Sgt. Kubik knew what he wanted to do with his life since he was 17, but he deferred to his mother’s wishes to wait a year. He even went to college for a semester. In 2007 he told his mother he’d made his decision. At his funeral a few weeks ago, his mother said he joined the military “because he wanted more fulfillment.”
No doubt Kubik’s mother was in attendance when his flag-draped coffin, along with that of fellow soldier Sgt. Jason Santora, arrived at Dover Air Force Base. In the video you cannot see the families, but you hear them. The grief begins as soon as the coffin is visible.
Of course they knew it was coming. But from my own experience, I can say no matter what you already know, you’re still shocked to see the coffin. For a second you think: How can he breathe in there? We’ve got to open the lid. We’ve got to get him out.
Writer Jim Sheeler, photographer Todd Heisler and Denver’s Rocky Mountain News won a Pulitzer Prize in 2006 for “Final Salute,” a series that documented one year at the home front of Marines who perished. Although the Rocky Mountain News folded in 2009, readers can view the photographs here.
As haunting as any war picture I’ve seen is the one of pregnant wife Katherine Cathey clinging to Major Steve Beck for support as she gets her first glimpse of her husband’s casket. And there’s this picture, of her lying on a floor mattress. She wanted one last night beside him.

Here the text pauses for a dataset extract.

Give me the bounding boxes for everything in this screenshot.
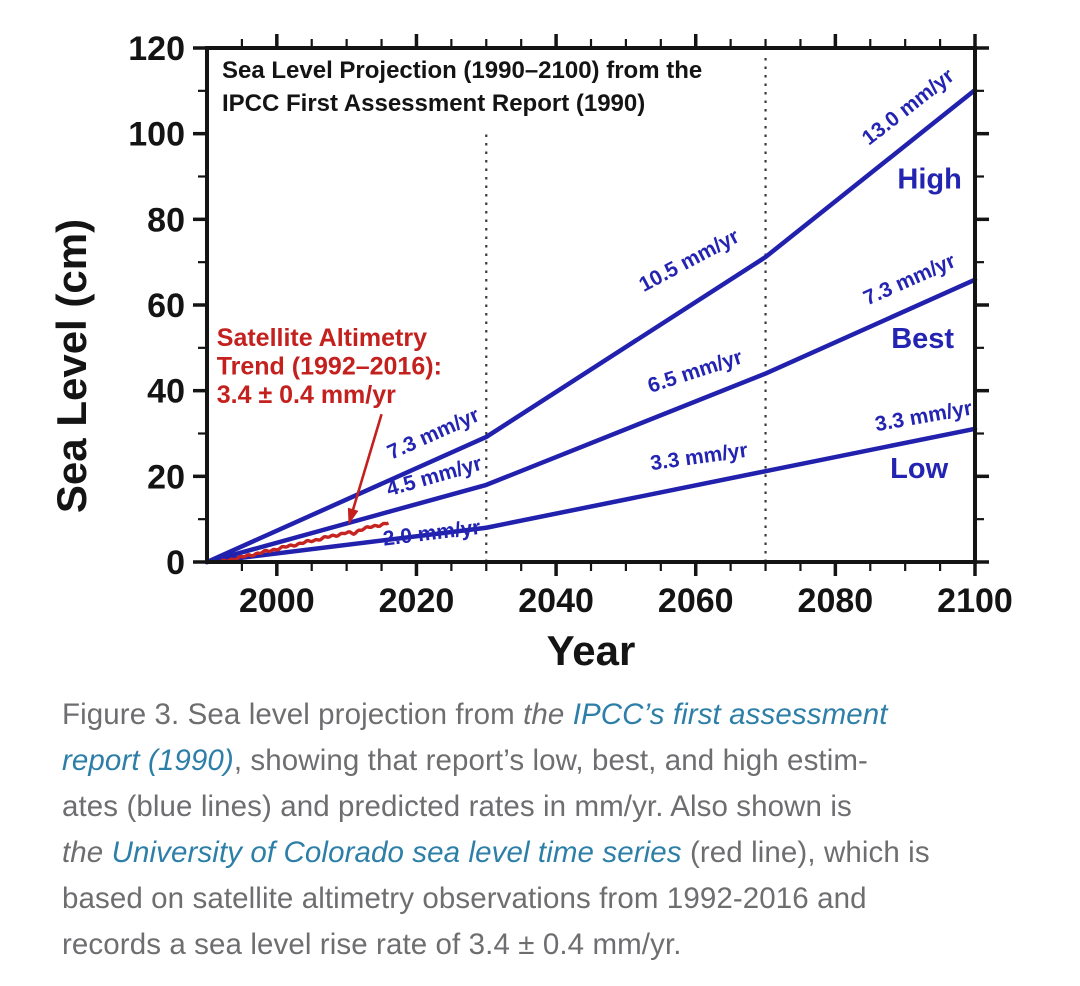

Lt. James J. Cathey, age 24, is buried in a veterans cemetery in Fernley, Nev. The baby his wife carried turned out to be a son, just as Lt. Cathey had suspected. Today the boy bears the name James Jeffrey Cathey Jr. and he is 4 years old.
These are just three of the 5,400 [now 6,440] stories of our Iraq-Afghanistan fallen soldiers. They are men and women, teenagers and grandfathers, all races, all religions, from all parts of the country.
And for every soldier, there is at least one grieving mother, friend, sister, lover or wife on the home front who will do what Mary McHugh said in the eulogy for James Regan: “I will wake up every morning for the rest of my life and thank God for the opportunity to have loved and been loved by you.”